(I was off wine tasting and dancing at a friend's Bachelorette party in San Luis Obispo this past weekend, and so this week I've called in a ringer for my very first guest post(!) to tell you all about how she's "perfected" roasted chicken. I'm still hesitant to call out a "perfect" roast chicken, but my sister Claire has cooked far more chickens than I ever have, so she knows what works for her. Today she's giving us the 3rd installment in The Roast Chicken Project, and Friday, she'll be talking about one of her favorite uses for the leftovers.)
The laziest chicken you ever did see.
Roast Chicken #3 - Lazy Chicken
Are you ready for maximum payoff with minimum effort? Did Julia’s chicken scare you off? Did Zuni Café’s seem a little too.... involved? Well pull up a chair, friend, this is the one you've been waiting for. This is the chicken equivalent of “I woke up like this,” the culinary version of “what, this old thing?” I promise you, anyone who eats this will think you slaved away for hours, basting and coddling and ensuring perfection, when, in reality, you put the bird in the oven and forgot about it for 3 hours.
In my house, roast chicken is a thing. We have it at least once a month, and as a result, my freezer is full of chicken carcasses and homemade stock. Lest you think I am crazy chicken lady, there are reasons. First, my husband goes crazy for it. We eat a pretty healthy diet, and meat only makes an appearance two or three times a week. But Sunday dinners are different, and with the week stretched out before us, we like to go all out. Braises, burgers, fried food, and at least once a month, roast chicken and mashed potatoes make their appearance. Second, a whole chicken gives you so much bang for your buck. Cook it once, and you will get at least another meal out of it, plus a fresh batch of homemade stock. Need I say more?
Since we have it roughly once a month, I have tried my fair share of recipes, and always come back to this one. Because it is perfect for Sundays. Because it isn't complicated. Because it is L-A-Z-Y.
I’ve been making this chicken for roughly two years, every since the recipe for “faux tisserie” chicken appeared in the March 2014 bon appetit. The first time, I followed the recipe to the letter, and it was delicious. But the thing is, the secret of this chicken is that it's not really about what you put on it. It's all about the method. You just leave the chicken in the oven for 3 hours and walk away. THAT'S IT. So while the bon appetit version is delicious, I have perfected it. (YES, Allie, I did).

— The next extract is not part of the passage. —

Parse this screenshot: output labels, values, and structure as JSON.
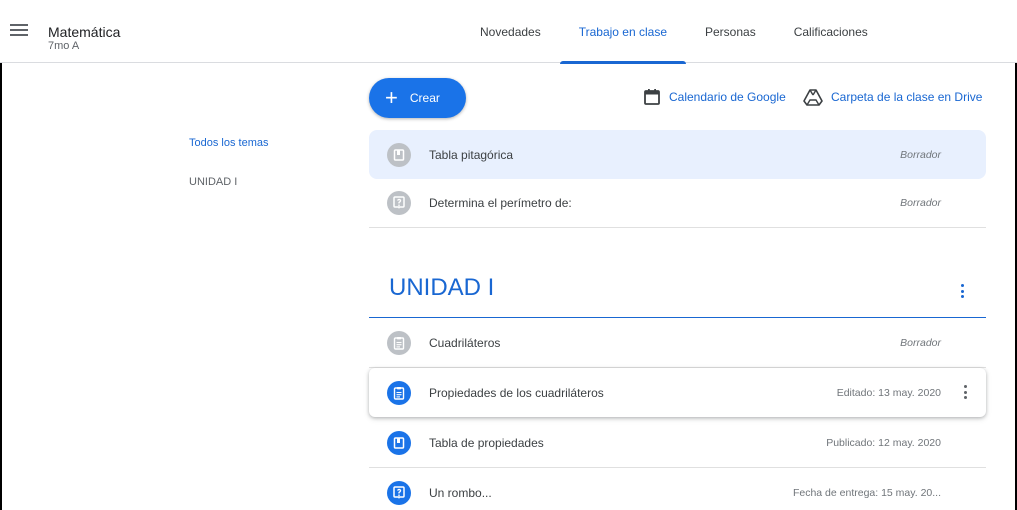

By way of perfection, I have made this chicken even easier, even lazier. The original recipe called for fennel seeds, crushed red pepper, herbs, a lemon, a whole head of garlic….the list goes on. It's just so unnecessary. When I cook a chicken, I want it to be juicy, with crispy brown skin, and preferably I can achieve all of that in time for dinner. Enter this chicken. I’ve stripped away the fussy elements, and left it as it should be, all about the chicken. A bit of garlic and herbs give it some flavor, and the olive oil ensures a nice brown skin. But if you are truly lazy, know that I have made this with only salt and pepper, and it's just as good. Because, the chicken is the star. It cooks slowly, basting in its own fat, resulting in a tender, flavorful chicken that is ready for anything.
The only caveat? You really do need 3 hours. This is lazy chicken but it is not weeknight chicken. So make it on a Sunday. Pop it in the oven, do some laundry, watch some Netflix, bake a cake, whatever. What you won't be doing is worrying about what's for dinner.
adapted from bon appetit
2 TBSP olive oil
1 TBSP Kosher salt
2 cloves garlic, chopped
3 TBSP of at least 2 of the following herbs (chives, thyme, parsley, oregano, or marjoram). Mix and match, or go crazy and use all of them!
1 tsp ground pepper
3-4 lb whole chicken
- Preheat oven to 300 degrees. Pat chicken dry with paper towels and place in v rack in roasting pan.*
- Mix together olive oil, salt, pepper, garlic and herbs. Spread mixture all over chicken and inside cavity. Place chicken in pan. No tying, no trussing, don't stuff anything in there. LAZY!
- Roast chicken for 2.5-3 hours. If you are in a hurry, it will likely be done at 2.5 hours, but the extra half hour allows the skin to continue to brown and crisp.
- Let rest for 20 minutes, and carve into pieces, or shred the meat off the bone. This should be ridiculously easy.
- Serve as desired. I recommend a nice bed of mashed potatoes and a side of green veggies.
*or, use a wire rack placed on top of a rimmed baking sheet or inside a glass baking dish. You can even use a bed of potatoes. You just want the chicken to be somewhat elevated from its drippings, otherwise the bottom will have soggy skin.